BP is currently the oil company everyone loves to hate, but there was a time, not too long ago, when ExxonMobil attracted a lot more scorn—in part because it was funding so many different climate-change denier groups. (See Chris Mooney's old but excellent Mother Jones piece that followed the money trail.) Then, in 2007, the company announced it would quit donating to anti-science groups like the Competitive Enterprise Institute, and the bad press mostly went away. Until now, that is. The Times of London reports today that ExxonMobil is back on the wagon:

ExxonMobil gave almost [$1.75m] last year to organisations that campaigned against controls on greenhouse gas emissions. Several made outspoken attacks on climate scientists at the University of East Anglia and argued that their leaked emails showed the dangers of global warming had been grossly exaggerated. ...

The energy giant had indicated it was pulling back from funding sceptics. In its 2007 corporate citizenship report, it stated: "In 2008, we will discontinue contributions to several public policy groups whose position on climate change could divert attention from the important discussion on how the world will secure energy required for economic growth in an environmentally responsible manner."

Exxon also gave reassurances last year that it had no funding links with the sceptics' biggest annual conference, the International Conference on Climate Change. But a list published by Exxon this month of its "2009 worldwide contributions and investments" revealed it had given four co-sponsors of the New York event $US275,000. It also gave $US1m to 20 other sceptic groups.

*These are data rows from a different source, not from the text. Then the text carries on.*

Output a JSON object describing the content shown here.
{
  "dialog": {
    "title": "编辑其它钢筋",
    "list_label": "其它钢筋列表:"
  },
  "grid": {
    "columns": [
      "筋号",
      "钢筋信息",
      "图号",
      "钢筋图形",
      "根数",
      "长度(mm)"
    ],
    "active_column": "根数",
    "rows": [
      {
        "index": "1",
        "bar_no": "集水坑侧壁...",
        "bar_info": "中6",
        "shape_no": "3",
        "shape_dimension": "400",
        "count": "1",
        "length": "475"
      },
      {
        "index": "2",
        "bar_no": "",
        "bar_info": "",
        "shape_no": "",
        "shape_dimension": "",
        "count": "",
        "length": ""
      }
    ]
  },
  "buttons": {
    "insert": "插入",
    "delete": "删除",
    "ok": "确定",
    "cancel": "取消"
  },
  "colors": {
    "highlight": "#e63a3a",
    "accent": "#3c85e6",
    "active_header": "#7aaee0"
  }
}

I'll just add that climate denier groups aren't wrong because they take money from oil companies; they're wrong because they spout nonsense. But this sort of funding still matters quite a bit—even if it's not in the way most people think. The folks attending these skeptic conferences would believe the crazy things they believe even if they didn't get a cent from ExxonMobil. And I doubt anyone ever changes their position so that they can get more oil donations. But what oil money does help do is bring this marginalized view into prominence, and give fake experts a megaphone that they otherwise might not have.